Maintien à domicile : Placer l’utilisateur au centre

Dès l’ouverture, Roberta Pennucci, coordinatrice de la Chaire UX (IMREDD), rappelle l’ambition du consortium : réunir chercheurs, médecins, entrepreneurs, architectes ou sociologues pour imaginer « l’habitat de demain ».

Pour Teresa Colombi, UX designer et psychologue cognitive, la clé est limpide : éviter le techno-push et partir du réel. L’UX consiste à concevoir des solutions « autour des problématiques des usagers », en prenant en compte leurs capacités physiques, cognitives, sociales ou culturelles. Une bonne interface homme-machine, dit-elle, « c’est comme une blague : si on doit l’expliquer, c’est qu’elle n’est pas bonne ».

Son objectif : créer des systèmes qu’on « oublie », tant ils accompagnent intuitivement l’utilisateur.
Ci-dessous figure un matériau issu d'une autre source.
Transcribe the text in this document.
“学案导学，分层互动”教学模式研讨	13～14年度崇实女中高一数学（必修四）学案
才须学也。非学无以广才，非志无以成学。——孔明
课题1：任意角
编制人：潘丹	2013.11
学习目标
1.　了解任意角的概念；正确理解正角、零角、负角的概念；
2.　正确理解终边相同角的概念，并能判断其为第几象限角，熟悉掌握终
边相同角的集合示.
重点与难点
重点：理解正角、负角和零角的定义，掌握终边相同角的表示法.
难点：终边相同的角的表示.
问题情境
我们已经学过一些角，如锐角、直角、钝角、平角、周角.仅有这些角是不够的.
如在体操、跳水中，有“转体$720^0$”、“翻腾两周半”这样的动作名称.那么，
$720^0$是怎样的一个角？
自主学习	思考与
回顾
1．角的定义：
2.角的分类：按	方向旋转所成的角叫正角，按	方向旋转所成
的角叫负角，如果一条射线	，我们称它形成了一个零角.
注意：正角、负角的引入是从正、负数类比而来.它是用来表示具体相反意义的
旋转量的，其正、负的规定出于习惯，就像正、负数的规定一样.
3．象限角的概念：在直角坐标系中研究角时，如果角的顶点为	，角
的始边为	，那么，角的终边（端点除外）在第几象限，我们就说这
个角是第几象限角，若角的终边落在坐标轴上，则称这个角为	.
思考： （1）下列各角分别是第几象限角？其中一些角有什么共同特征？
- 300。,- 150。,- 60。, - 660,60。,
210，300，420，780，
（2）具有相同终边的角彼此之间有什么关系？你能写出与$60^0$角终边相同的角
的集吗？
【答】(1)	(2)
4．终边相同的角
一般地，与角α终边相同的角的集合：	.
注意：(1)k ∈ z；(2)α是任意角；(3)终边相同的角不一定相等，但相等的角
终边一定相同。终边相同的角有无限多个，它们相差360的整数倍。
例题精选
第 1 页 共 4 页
Pour cela, elle passe par l’immersion terrain, que ce soit en EHPAD, en milieu hospitalier ou dans des environnements extrêmes comme des centrales nucléaires ou des sous-marins. Le Living Lab de l’IMREDD, véritable appartement instrumenté, constitue d’ailleurs un lieu majeur pour expérimenter des capteurs et mesurer objectivement les comportements des usagers.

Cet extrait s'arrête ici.